A Transgender Woman is a woman who was assigned male at birth, or AMAB for short. Freyja felt feminine from a young age, exploring her femininity by dressing up in her sister’s clothes. Feeling constricted by what was ‘acceptable,’ she did her best to be masculine. In doing so, she enlisted in the Army Reserves in 1999, longing to be a civil engineer, but instead assigned as a heavy construction equipment operator.
After 9/11, she felt the need to serve her country in a more profound way. She transitioned to Army active duty, all while still presenting as male. In 2003, she deployed to Iraq for the invasion. She was injured in a humvee accident thirty days before going home.
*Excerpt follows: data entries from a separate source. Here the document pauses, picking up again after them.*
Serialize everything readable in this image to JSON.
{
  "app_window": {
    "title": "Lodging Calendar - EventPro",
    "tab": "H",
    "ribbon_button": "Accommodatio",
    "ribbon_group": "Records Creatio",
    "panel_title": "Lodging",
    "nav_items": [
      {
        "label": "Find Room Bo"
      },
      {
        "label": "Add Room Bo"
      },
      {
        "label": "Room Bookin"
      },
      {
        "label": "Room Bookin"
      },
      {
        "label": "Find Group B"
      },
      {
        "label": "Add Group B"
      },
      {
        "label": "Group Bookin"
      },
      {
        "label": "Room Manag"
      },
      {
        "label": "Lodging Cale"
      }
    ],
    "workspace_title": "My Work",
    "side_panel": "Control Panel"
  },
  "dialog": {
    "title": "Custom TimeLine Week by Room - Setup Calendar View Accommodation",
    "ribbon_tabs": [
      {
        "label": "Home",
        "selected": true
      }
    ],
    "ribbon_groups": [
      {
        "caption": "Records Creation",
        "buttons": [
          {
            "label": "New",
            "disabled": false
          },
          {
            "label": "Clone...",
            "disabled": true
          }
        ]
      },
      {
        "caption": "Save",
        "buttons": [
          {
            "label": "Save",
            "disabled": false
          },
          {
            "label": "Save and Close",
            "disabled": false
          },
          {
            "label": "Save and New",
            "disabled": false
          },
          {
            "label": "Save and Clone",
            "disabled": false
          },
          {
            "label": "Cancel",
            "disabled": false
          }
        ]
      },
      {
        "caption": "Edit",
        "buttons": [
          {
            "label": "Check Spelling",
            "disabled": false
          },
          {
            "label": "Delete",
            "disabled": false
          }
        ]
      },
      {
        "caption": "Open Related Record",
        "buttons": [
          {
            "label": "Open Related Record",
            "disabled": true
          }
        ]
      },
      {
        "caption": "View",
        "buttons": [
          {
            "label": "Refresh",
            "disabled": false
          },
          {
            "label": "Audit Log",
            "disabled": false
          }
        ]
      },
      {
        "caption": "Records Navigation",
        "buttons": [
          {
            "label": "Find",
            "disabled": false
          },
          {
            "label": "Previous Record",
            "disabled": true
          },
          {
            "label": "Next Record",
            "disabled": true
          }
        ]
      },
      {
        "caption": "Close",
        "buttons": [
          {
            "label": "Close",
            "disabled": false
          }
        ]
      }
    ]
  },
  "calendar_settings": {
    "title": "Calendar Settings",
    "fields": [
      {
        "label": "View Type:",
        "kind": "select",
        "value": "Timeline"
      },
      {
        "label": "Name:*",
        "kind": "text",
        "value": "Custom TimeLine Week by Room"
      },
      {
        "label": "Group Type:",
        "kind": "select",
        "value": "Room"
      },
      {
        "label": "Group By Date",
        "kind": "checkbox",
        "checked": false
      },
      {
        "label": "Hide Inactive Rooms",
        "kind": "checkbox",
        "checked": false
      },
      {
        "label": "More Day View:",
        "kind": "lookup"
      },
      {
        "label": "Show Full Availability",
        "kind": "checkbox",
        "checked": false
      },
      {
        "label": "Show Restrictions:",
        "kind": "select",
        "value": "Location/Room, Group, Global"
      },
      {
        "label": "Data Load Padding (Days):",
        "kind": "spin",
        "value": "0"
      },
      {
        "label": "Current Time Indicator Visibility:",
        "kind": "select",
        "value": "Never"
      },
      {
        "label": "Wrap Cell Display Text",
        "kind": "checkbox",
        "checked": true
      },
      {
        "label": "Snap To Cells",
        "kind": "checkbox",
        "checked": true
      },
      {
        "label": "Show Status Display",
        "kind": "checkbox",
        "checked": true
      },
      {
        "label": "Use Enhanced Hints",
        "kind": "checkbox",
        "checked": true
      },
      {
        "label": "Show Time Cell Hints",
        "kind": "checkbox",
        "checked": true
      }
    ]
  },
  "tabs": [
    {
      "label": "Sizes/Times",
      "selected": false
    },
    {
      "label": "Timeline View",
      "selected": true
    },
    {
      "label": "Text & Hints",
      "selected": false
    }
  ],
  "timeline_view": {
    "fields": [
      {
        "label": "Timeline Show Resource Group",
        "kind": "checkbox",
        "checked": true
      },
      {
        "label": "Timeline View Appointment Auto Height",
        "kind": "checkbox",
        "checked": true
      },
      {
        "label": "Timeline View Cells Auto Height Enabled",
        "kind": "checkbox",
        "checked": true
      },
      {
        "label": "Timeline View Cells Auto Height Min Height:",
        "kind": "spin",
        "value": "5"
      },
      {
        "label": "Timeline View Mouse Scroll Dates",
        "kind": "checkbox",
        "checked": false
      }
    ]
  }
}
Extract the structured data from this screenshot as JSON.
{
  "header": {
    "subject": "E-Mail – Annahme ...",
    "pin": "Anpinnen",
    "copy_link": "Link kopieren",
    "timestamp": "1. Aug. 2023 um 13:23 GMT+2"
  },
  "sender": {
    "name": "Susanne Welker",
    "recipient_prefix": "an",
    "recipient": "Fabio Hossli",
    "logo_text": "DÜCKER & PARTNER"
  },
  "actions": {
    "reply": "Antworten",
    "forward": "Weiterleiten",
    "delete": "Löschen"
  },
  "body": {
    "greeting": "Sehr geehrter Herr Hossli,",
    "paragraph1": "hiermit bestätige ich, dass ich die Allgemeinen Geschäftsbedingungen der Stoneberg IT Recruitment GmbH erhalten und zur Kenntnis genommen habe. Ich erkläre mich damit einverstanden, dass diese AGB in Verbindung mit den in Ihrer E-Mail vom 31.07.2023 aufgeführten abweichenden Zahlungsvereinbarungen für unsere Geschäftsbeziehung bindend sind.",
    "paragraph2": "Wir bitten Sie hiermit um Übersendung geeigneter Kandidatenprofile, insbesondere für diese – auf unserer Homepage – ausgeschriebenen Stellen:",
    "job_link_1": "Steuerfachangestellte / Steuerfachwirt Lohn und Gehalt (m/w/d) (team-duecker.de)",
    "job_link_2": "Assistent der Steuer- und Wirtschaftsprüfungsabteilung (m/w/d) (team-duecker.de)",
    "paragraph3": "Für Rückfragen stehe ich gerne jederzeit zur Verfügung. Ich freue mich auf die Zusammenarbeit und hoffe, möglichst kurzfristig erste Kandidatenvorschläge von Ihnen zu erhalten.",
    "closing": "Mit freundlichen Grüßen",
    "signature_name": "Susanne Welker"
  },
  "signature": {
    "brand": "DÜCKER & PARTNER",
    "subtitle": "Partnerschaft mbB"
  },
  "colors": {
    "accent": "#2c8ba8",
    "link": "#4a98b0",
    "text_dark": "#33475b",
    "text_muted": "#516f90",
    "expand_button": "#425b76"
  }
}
Due to this, she was assigned a new MOS as a Medical Laboratory Specialist. When Don’t Ask, Don’t Tell was repealed, she was hopeful, but those permissions didn’t extend to transgender service members.
In her new MOS, she worked in the lab overnight; during the day she explored her femininity through makeup and fashion. She chose the name Freyja, inspired by her Icelandic roots. Maintaining her masculine appearance was exhausting. During a tour in Korea, she’d wear dresses in her barracks room and work on her sewing projects for the local community theatre. Times like these were a saving grace, where she could fully express herself as a woman. Looking back, she realizes a fire alarm could have outed her – being dressed in feminine clothes in male barracks could have cost her her job. A reality many transgender military members still face.
After Korea, she was stationed in San Antonio and started making friends with other transgender women. In January of 2018, after years of cross-dressing and exploring, Freyja realized and embraced her transgender identity. Soon after, she began her medical transition. Therapy, starting hormones, changing her birth certificate, driver’s license, and changing her gender marker with the Army, were all parts of her journey. She has a supportive doctor and is aware not everyone is so lucky. Her transition was before the current policy was put into place. The policy, put in place in 2019, prevents transgender military members transitioning while serving. For those who are transgender and serving, Freyja encourages them to stay strong and reach out to SPART*A, a group comprised of transgender military service members.
Freyja explains, ‘a transition is a personal journey. It doesn’t always start and end with medicine and/or surgery (Medical transition). There is also name change and gender marker change (Legal transition), dressing differently, going by nicknames, and using different pronouns (Social transition).’
When asked what people aren’t aware of, she replied, ‘Transgender service members want the opportunity to serve just like everyone else. The transgender community has been in the US military as long as we have had a military.’ Being transgender isn’t all Freyja is – she’s a mother, a friend, a military service member, seamstress, and a superb cook. All in all, one hell of a woman.